Implication: Static word lists decay in effectiveness. Structural and statistical methods (burstiness, perplexity) are more durable than vocabulary lists.
Practical Detection Workflow¶
- Scan vocabulary - count Tier 1/2 marker words per 1000 words (see overused words phrases)
- Measure burstiness - calculate SD of sentence lengths. SD < 5 words is suspicious
- Check structure - uniform paragraph lengths, predictable transitions, list-heavy
- Read for specificity - AI text lacks names, dates, exact numbers, personal anecdotes
- Verify tone - no opinions, no humor, no self-correction, no emotional shifts
Threshold heuristic: 3+ signals from different dimensions = high confidence AI-generated.
Gotchas¶
- Issue: Heavily edited AI text passes vocabulary checks because marker words are replaced.
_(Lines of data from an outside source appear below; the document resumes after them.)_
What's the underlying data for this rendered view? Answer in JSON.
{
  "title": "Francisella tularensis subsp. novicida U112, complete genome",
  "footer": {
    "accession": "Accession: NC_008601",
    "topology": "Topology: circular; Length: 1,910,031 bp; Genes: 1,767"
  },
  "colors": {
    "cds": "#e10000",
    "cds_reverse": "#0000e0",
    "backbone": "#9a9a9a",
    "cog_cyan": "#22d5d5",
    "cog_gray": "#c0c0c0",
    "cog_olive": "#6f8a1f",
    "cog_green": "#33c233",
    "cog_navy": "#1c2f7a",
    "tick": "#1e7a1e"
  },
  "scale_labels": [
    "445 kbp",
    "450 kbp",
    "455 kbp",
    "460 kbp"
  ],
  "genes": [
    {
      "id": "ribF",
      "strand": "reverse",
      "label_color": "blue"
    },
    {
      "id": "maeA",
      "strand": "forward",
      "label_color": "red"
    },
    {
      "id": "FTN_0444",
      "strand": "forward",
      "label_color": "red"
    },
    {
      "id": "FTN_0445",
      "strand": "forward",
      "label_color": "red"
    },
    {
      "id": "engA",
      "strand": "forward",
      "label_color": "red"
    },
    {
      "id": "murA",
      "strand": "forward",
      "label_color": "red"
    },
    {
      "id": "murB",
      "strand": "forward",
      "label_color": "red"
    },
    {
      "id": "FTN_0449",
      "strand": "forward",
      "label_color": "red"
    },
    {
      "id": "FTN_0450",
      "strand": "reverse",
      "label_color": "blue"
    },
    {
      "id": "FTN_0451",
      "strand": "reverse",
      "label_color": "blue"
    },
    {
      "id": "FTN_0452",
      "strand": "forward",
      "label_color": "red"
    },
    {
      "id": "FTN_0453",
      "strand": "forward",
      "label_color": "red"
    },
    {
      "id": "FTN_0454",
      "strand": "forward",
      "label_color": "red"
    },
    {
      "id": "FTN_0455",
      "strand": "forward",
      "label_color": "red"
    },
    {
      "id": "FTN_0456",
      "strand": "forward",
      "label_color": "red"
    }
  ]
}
Fix: Structural analysis (burstiness, paragraph symmetry) survives surface editing. A text can have zero "delves" and still read as AI due to uniform rhythm.
- Issue: Non-native English speakers sometimes trigger false positives because their writing has low burstiness and formal vocabulary. Fix: Look for specificity - non-native human writers include personal details, opinions, and domain knowledge that AI text lacks.
- Issue: Detection tools give confidence scores, not binary verdicts - a 60% score is not meaningful. Fix: Use tools as one input among several. Manual structural + vocabulary analysis is more reliable than any single automated score.